Histórias que não foram escritas

Orestes Nigro

"O Senhor guiará os mansos retamente

E aos mansos ensinará seus caminhos" - Salmo 25

Quando morre alguém da minha terra, alguém com quem tive convívio naqueles anos de juventude e de todas as esperanças ainda intatas é como que houvesse a perda de um pedaço da minha cidade, o desmoronamento da casa onde ele vivia, o ofuscamento de um cenário onde eu o via toda vez que me lembrava dele. É impressionante como pesa muito mais, como cria um vazio muito maior o desaparecimento de alguém que povoou a sua infância e juventude.

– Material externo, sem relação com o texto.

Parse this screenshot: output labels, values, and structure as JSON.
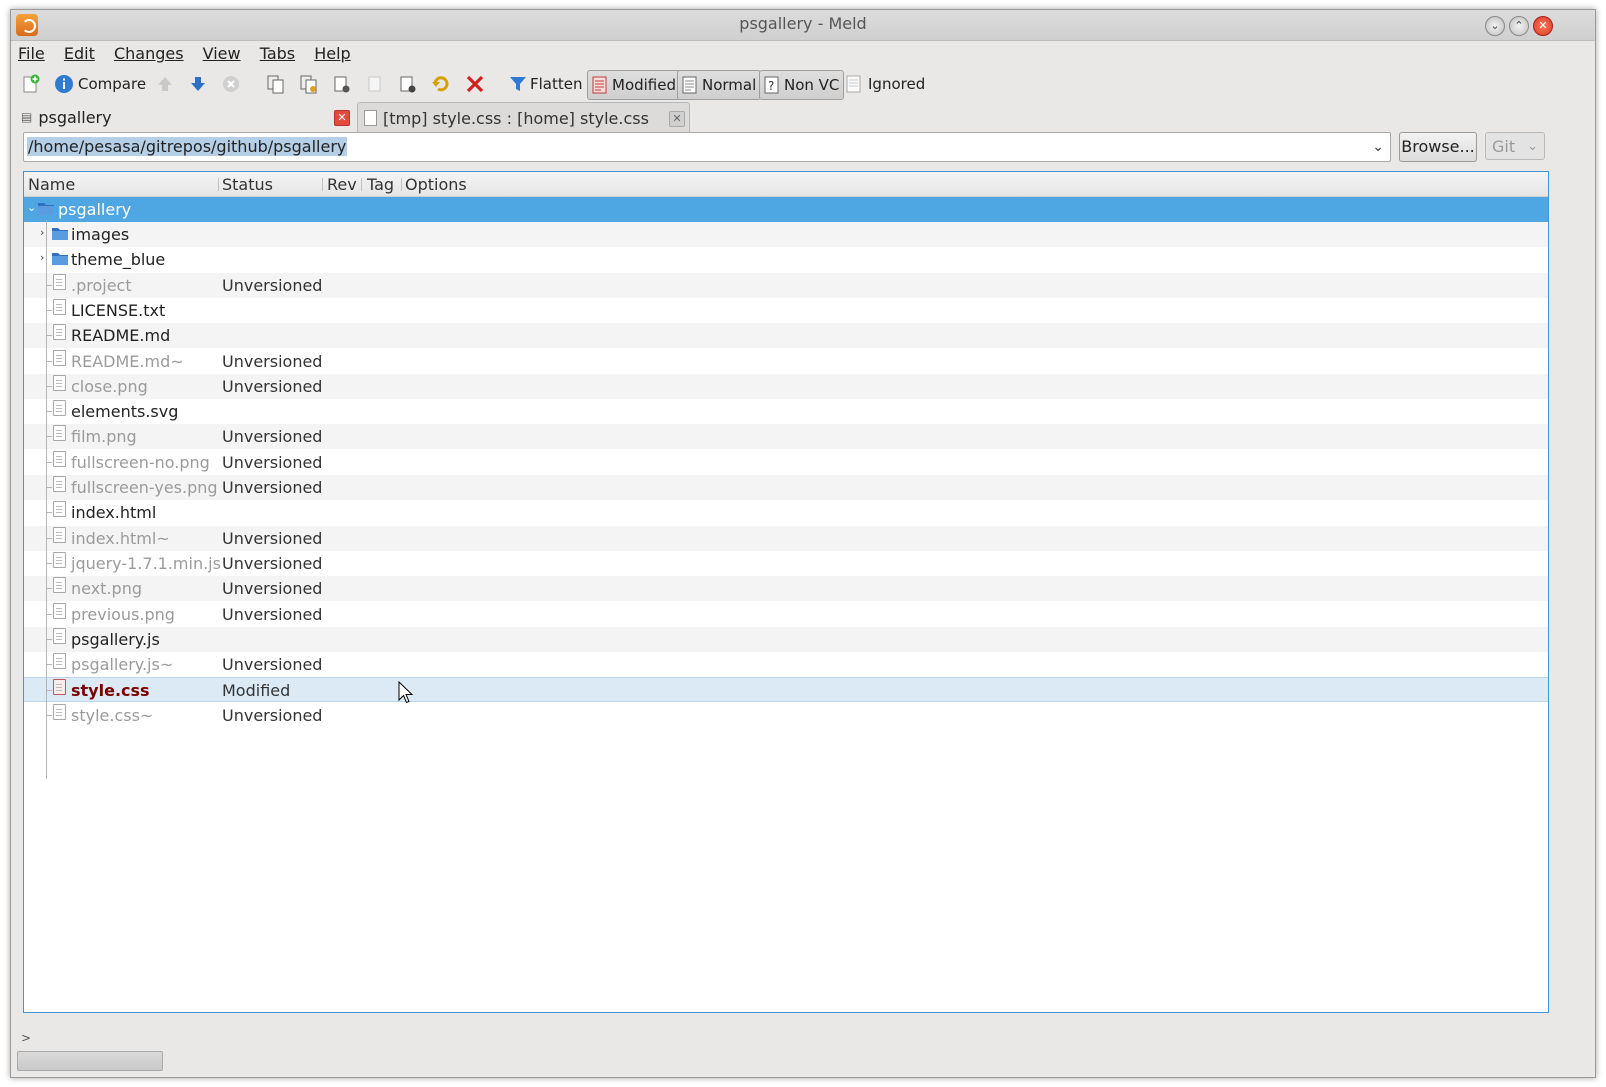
{
  "window": {
    "title": "psgallery - Meld"
  },
  "menu": [
    {
      "label": "File"
    },
    {
      "label": "Edit"
    },
    {
      "label": "Changes"
    },
    {
      "label": "View"
    },
    {
      "label": "Tabs"
    },
    {
      "label": "Help"
    }
  ],
  "toolbar": {
    "compare": "Compare",
    "flatten": "Flatten",
    "modified": "Modified",
    "normal": "Normal",
    "nonvc": "Non VC",
    "ignored": "Ignored"
  },
  "tabs": [
    {
      "label": "psgallery",
      "active": true
    },
    {
      "label": "[tmp] style.css : [home] style.css",
      "active": false
    }
  ],
  "location": {
    "path": "/home/pesasa/gitrepos/github/psgallery",
    "browse": "Browse...",
    "vcs": "Git"
  },
  "columns": [
    "Name",
    "Status",
    "Rev",
    "Tag",
    "Options"
  ],
  "tree": {
    "root": "psgallery",
    "rows": [
      {
        "name": "images",
        "type": "folder",
        "status": ""
      },
      {
        "name": "theme_blue",
        "type": "folder",
        "status": ""
      },
      {
        "name": ".project",
        "type": "file",
        "status": "Unversioned"
      },
      {
        "name": "LICENSE.txt",
        "type": "file",
        "status": ""
      },
      {
        "name": "README.md",
        "type": "file",
        "status": ""
      },
      {
        "name": "README.md~",
        "type": "file",
        "status": "Unversioned"
      },
      {
        "name": "close.png",
        "type": "file",
        "status": "Unversioned"
      },
      {
        "name": "elements.svg",
        "type": "file",
        "status": ""
      },
      {
        "name": "film.png",
        "type": "file",
        "status": "Unversioned"
      },
      {
        "name": "fullscreen-no.png",
        "type": "file",
        "status": "Unversioned"
      },
      {
        "name": "fullscreen-yes.png",
        "type": "file",
        "status": "Unversioned"
      },
      {
        "name": "index.html",
        "type": "file",
        "status": ""
      },
      {
        "name": "index.html~",
        "type": "file",
        "status": "Unversioned"
      },
      {
        "name": "jquery-1.7.1.min.js",
        "type": "file",
        "status": "Unversioned"
      },
      {
        "name": "next.png",
        "type": "file",
        "status": "Unversioned"
      },
      {
        "name": "previous.png",
        "type": "file",
        "status": "Unversioned"
      },
      {
        "name": "psgallery.js",
        "type": "file",
        "status": ""
      },
      {
        "name": "psgallery.js~",
        "type": "file",
        "status": "Unversioned"
      },
      {
        "name": "style.css",
        "type": "file",
        "status": "Modified"
      },
      {
        "name": "style.css~",
        "type": "file",
        "status": "Unversioned"
      }
    ]
  },
  "colors": {
    "selection": "#4ea7e3",
    "modified_text": "#7a0000",
    "unversioned_text": "#9b9b9b",
    "tree_border": "#3e95d0"
  }
}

Jorge Haui no encontro de professores na festa de 80 Anos do Colégio Valentim Gentil. O inesquecível amigo das horas difíceis

A notícia me chegou de forma indireta, uma foto postada na página de uma rede social, segunda feira, 11 de março de 2013, trazia um comentário em que alguém lamentava a perda de um cidadão muito querido na cidade. Voltei meus olhos para a foto, era um flagrante do encontro de professores e ex-alunos do nosso querido Colégio “Valentim Gentil”, em 2009, naquela festa memorável que reabilitou a memória da nossa querida terra. A foto focalizava com nitidez a imagem do Jorge Haui. Fechei os olhos e pensei: “Não deve ser ele, há pouco tempo estava tão bem, esbanjando saúde”. Tomei coragem e voltei à foto, ao redor dele só havia mulheres e o comentário que eu lera deixava claro referir-se a um homem. Foi crescendo em mim a triste constatação de que era ele mesmo, o Jorge, marido da Maria Helena, irmão da Odete, do Roberto e do Eduardo, que eram filhos de Dona Lili e do Sr. Feres. Era a foto daquele mocinho educado e tímido que voltou do Líbano, com seus pais, depois de uma longa temporada lá fora e foi morar naquela casa de alicerce de pedra-fogo, de onde saíam aquelas abelhinhas Jataí, que desde criança eu parava para olhar. Era na Rua 13 de maio, bem perto da casa dos Lutaif, bem em frente ao armazém dos irmãos Ceraico.

Jorge, Odete, Roberto e Eduardo vinham enriquecer a juventude daquela Itápolis dos meados dos anos 40, pois traziam uma invejável bagagem cultural, falavam francês com fluência, conheciam o outro lado do mundo numa época em que acabávamos de testemunhar o fim de uma guerra sangrenta, a Segunda Guerra Mundial.  Para compensar o tempo de estudos lá fora, cursaram Madureza e logo estavam aptos a seguirem seus cursos superiores.

A confirmação me veio logo, pelas palavras de condolências que alguém dirigia à Flávia, uma de  suas duas  filhas com a Maria Helena. Que sombria sensação de perda tive eu naquela hora, como me abateu a perda desse moço com quem não tinha um convívio regular, constante, mas de quem nunca me esqueci, tanto pela admiração que despertou em mim na juventude, quanto pelo apoio que me deu numa fase de minha vida em que me debatia entre crises intermitentes de cidadão sem cidadania. Ajudou-me de forma silenciosa e discreta, traço comum às criaturas generosas e de pessoas de enorme coração.

Jorge colocou-se na confluência de duas famílias admiráveis, que eram os Haui e os Monteiro. Casou-se com a Maria Helena, irmã da Wilma, filhas  de Dona Glória, amiga íntima de minha tia Bibi, e do Dr. Luís Monteiro, médico que formava aquela plêiade de médicos excelentes que faziam o orgulho de nossa mais tenra Itápolis.  Tornou-se engenheiro de prestígio, destacado no seu âmbito profissional, conservando sempre sua sobriedade, discrição e certa simpática timidez, Jorge era como dizem, um cidadão recatado. Sua partida inesperada causa em mim uma profunda frustração, pois toda vez que me lembrava dele, alimentava-me a esperança de revê-lo e de reverenciá-lo.

A gente vem ao mundo para ganhar e perder, são muitas as alegrias, são maravilhosas as dádivas que recebemos, mas a perda de alguém querido, de alguém cuja imagem se projetava na sua memória como uma doce face do bem, é aterradora, suplanta num átimo a alegria das coisas conquistadas.

Só uma certeza nos reconforta quando  a perda é a de um Jorge Haui: é saber que a seara de Deus foi agraciada com a chegada de um filho muito amado, de um irmão adorado. A todos os membros das famílias Haui e Monteiro, minha solidariedade e essa homenagem singela e modesta.